All kinds of emotions started coming up and we went deeper into the underlying emotional issues for the next hour. A major turning point came up when my sister-in-law expressed that she didn’t feel she was fully accepted into the family because of various reasons, including coming from a poorer Russian family background.  She didn’t have a feeling of acceptance and belonging.  At that point my father, who is generally a fairly reserved person, stepped up and shared how he felt she had contributed a lot to the family, how money wasn’t an issue with him since he had come to America as a poor refugee, how he valued her presence and that he loved her. They both got up in the middle of the room and had this big hug.

Father, Gerhard Rutsch  (video)

The dialog then continued for a while longer and both my mother and sister-in-law got up and had big hugs.  At the end, I have this memory of both of them sitting on the sofa together, snuggled up and ‘melted’ into each other and holding hands. For me this event is an example of emotional or mirrored empathy. I was advocating for a culture of empathy, which is to create an environment of mutual empathic connection and understanding among everyone.  

Follow-Up Empathic Actions

This event had some follow up empathic actions as well.  A couple of months later, my sister and my sister-in-law, who had an underlying conflict for the past 8 years were willing to take part in a Restorative Empathy Circle that I facilitated. This is a more formalized empathic connection building  process for addressing conflict.  After four hours they were able to effectively address emotional issues they had been dealing with for these many years.  This then led to a series of other family empathy circles that we have done since.

At the end of a four hour Restorative Empathy Circle with my sister and sister-in-law.

Also, below is an email my sister-in-law sent me after the family ‘empathy circle.’ It shows the beneficial effect of the empathy.

Dear Edwin,

…I wanted to say that I really appreciate the empathy circle that you conducted ... on Christmas. It was for the first time since I joined the family 8 years ago that we were able to talk and to listen to each other. It was very meaningful to be heard and empathized with, as well as to hear for the first time how others feel. I don't think I ever felt heard by your Mom before that night, because she has a tendency to interrupt and talk only about her life. Thank you for helping her listen and reflect. I think that evening brought some healing to our family relationships. While I am not proud of getting angry at Mom and prompting you to conduct an empathy circle, I am very thankful that you helped the evening end in such a positive way.
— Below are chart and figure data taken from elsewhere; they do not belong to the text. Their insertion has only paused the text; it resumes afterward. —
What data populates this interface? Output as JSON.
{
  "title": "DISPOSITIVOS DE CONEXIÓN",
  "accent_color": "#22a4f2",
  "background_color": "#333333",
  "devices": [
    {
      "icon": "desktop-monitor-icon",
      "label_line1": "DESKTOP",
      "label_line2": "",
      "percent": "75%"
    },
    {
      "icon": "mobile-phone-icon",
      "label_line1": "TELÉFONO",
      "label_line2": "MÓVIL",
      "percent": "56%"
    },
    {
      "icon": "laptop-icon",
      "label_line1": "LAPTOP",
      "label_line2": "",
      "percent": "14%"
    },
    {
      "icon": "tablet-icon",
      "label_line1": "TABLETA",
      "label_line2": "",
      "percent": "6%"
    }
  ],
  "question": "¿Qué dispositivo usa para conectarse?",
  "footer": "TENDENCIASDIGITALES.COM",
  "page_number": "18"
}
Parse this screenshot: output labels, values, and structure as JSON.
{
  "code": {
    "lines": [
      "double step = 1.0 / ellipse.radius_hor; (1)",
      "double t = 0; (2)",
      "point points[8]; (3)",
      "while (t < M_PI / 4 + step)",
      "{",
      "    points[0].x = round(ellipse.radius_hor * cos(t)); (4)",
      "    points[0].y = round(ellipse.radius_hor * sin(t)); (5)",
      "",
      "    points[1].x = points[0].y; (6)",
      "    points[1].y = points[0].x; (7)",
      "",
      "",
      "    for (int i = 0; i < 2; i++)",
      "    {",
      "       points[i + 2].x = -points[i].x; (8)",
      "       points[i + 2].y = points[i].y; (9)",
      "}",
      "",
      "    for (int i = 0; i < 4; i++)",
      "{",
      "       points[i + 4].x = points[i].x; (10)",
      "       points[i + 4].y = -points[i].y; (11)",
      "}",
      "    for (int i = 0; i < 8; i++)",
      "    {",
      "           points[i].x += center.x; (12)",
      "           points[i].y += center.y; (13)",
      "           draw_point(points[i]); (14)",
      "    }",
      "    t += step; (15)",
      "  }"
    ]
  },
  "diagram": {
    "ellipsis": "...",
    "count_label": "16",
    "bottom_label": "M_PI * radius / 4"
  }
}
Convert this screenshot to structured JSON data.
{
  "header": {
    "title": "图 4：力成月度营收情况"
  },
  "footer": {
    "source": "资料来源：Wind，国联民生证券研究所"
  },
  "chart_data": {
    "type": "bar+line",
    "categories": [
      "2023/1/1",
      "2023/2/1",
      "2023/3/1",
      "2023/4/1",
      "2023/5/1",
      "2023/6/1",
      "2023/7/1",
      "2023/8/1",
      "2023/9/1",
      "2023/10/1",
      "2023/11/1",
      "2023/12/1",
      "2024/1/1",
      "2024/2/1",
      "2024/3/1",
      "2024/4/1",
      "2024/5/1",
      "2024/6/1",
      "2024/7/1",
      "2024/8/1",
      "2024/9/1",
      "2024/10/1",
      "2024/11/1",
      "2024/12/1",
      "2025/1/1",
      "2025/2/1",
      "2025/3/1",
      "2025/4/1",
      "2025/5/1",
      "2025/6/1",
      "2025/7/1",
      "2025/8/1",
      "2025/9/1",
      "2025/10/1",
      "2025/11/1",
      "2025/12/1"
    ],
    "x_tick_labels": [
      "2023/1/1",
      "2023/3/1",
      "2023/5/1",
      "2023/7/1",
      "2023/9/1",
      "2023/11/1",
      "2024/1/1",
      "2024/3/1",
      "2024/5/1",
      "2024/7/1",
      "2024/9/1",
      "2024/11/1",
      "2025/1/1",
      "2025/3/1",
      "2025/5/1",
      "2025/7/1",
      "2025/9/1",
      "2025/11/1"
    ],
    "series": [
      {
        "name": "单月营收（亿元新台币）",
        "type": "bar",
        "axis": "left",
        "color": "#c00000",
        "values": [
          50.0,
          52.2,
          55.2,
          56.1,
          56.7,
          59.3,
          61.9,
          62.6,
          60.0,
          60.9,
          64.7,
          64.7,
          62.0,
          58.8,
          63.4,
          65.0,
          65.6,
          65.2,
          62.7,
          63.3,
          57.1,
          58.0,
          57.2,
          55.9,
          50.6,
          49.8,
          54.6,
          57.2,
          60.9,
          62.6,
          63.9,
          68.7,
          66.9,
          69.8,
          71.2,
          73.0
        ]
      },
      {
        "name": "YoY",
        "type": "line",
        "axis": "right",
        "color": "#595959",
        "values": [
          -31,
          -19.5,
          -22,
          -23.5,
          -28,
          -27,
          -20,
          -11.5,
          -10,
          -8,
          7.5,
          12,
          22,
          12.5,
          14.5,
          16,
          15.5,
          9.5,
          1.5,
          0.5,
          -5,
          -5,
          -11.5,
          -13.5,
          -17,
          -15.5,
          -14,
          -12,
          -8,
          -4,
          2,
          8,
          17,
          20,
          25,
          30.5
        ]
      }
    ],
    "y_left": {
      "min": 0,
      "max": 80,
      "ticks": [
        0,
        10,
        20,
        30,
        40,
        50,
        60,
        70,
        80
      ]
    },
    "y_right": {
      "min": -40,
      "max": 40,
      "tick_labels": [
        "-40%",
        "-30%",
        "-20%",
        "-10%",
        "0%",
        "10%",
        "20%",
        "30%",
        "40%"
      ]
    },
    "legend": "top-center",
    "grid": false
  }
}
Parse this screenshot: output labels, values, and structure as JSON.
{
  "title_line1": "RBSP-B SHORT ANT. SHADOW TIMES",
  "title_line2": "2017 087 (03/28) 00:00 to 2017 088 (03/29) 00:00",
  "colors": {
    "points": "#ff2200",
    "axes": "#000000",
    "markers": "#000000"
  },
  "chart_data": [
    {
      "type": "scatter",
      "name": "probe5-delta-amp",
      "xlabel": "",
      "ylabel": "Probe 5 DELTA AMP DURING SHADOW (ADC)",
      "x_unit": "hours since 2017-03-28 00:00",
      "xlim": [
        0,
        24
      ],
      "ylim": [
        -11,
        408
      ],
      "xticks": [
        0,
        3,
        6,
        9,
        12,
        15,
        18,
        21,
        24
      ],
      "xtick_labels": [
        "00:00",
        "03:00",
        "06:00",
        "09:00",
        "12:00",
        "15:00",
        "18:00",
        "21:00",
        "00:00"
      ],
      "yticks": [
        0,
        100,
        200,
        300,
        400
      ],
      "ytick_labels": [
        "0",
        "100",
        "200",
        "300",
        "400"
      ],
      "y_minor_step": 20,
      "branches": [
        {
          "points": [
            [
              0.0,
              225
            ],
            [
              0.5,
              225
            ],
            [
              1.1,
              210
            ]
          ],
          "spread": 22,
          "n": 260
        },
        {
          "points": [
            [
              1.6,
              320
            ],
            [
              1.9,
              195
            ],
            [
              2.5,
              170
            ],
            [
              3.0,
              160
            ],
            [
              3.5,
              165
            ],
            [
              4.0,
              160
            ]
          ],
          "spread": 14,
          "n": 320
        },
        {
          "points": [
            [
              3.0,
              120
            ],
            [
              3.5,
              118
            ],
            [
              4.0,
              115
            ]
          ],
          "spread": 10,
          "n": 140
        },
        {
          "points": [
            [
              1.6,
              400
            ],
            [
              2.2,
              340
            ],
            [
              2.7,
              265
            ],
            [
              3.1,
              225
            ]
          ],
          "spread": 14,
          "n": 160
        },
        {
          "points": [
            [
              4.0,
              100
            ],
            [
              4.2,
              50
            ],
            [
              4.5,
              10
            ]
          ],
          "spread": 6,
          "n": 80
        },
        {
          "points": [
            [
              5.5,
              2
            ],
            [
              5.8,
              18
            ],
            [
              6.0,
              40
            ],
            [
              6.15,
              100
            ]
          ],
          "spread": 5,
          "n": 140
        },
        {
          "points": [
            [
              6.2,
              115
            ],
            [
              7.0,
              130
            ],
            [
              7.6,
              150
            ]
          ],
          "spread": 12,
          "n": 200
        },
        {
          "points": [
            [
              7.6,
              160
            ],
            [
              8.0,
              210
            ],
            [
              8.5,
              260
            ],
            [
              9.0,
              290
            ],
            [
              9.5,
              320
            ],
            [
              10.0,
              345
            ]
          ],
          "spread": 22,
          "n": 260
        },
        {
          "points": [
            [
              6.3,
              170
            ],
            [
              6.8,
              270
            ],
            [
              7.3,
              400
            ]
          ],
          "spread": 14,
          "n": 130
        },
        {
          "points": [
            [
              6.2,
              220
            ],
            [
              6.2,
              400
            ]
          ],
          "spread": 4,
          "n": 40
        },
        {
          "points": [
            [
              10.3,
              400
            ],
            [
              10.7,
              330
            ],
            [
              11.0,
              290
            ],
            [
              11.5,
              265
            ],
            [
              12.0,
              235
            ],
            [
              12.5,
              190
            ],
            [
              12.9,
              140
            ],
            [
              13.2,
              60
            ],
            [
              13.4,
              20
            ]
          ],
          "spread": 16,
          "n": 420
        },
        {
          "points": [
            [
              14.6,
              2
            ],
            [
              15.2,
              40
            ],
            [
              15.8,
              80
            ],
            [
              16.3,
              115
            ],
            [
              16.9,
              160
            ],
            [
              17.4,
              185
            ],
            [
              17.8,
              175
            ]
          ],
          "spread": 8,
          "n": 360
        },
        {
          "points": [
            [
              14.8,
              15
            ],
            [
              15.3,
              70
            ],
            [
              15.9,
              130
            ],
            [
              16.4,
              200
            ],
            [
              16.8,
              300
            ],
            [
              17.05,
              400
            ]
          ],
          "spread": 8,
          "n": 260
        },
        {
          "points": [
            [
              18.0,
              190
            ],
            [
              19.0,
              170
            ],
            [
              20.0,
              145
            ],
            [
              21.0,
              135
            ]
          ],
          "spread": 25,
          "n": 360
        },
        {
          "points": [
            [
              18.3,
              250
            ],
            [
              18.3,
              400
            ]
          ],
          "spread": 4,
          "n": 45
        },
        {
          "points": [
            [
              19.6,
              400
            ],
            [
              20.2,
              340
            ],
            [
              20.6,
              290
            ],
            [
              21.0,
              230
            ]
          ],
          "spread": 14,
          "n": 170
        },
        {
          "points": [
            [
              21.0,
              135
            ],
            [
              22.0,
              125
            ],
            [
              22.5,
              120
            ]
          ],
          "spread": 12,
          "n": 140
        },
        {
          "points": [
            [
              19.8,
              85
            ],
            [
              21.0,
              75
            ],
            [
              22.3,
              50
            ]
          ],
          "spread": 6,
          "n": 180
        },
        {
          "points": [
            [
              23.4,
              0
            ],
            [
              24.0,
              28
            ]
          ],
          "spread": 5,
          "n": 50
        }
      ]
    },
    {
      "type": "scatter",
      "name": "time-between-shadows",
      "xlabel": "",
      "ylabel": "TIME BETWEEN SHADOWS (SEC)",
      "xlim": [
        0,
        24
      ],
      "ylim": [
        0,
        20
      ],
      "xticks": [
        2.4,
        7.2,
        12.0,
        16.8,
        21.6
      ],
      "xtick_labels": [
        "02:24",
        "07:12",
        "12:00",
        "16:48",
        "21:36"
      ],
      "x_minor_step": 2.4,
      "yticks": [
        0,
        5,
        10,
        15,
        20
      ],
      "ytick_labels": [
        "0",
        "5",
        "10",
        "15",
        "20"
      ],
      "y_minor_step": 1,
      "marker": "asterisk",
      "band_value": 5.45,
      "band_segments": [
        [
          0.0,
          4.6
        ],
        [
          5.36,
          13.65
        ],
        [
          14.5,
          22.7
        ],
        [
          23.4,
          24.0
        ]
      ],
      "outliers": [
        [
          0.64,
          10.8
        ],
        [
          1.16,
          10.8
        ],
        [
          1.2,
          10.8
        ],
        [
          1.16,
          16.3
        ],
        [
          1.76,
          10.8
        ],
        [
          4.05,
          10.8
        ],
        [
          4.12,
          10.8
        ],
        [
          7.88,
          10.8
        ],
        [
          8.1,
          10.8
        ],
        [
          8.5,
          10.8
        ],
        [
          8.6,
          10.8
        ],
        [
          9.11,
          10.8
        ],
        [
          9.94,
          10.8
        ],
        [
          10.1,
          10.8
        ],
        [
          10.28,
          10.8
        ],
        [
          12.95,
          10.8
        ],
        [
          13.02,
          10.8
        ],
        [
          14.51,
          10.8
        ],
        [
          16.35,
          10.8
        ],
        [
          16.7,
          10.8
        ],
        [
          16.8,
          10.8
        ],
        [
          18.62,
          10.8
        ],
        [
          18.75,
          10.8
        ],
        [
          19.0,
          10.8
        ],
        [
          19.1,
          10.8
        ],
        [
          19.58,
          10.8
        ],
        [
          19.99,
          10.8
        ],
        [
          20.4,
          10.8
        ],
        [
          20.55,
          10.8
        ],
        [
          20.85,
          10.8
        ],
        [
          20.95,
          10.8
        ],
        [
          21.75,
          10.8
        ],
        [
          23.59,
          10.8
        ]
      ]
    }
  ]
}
…That night as we drove home, C. and I talked about the empathy circle we experienced. C. said he thought you are very good at mediating and helping others practice reflective listening. Since then, any time we have a misunderstanding, we try to sit down and have reflective listening. If I feel myself getting frustrated with C., instead of just talking angrily I tell him, "I think I need an empathy circle," and it really helps us. It helps me de-escalate because I know I will be heard without having to yell and be angry, and it helps him because he knows that if he is listening and reflecting, I will speak calmly and respectfully. So we both win, and our communication is improving.

While my parents were visiting here, C. and I talked with my Mom about a couple of things that have stood between us for years, causing both of us a lot of pain. C. took charge as our mediator and helped us talk, listen, and reflect. Of course, he does not have as much experience as you in doing empathy circles, so it wasn't as smooth, especially initially, but the presence of a mediator who guided us was very helpful nevertheless. My Mom and I understood that we love each other and do not want to hurt each other. We agreed that we both want to have a relationship, but we need to learn to communicate in a new, positive and constructive way in order to enjoy the relationship. I think we achieved empathy, and it is gradually bringing healing to our relationship. Empathy can be contagious, don't you think? With love, V.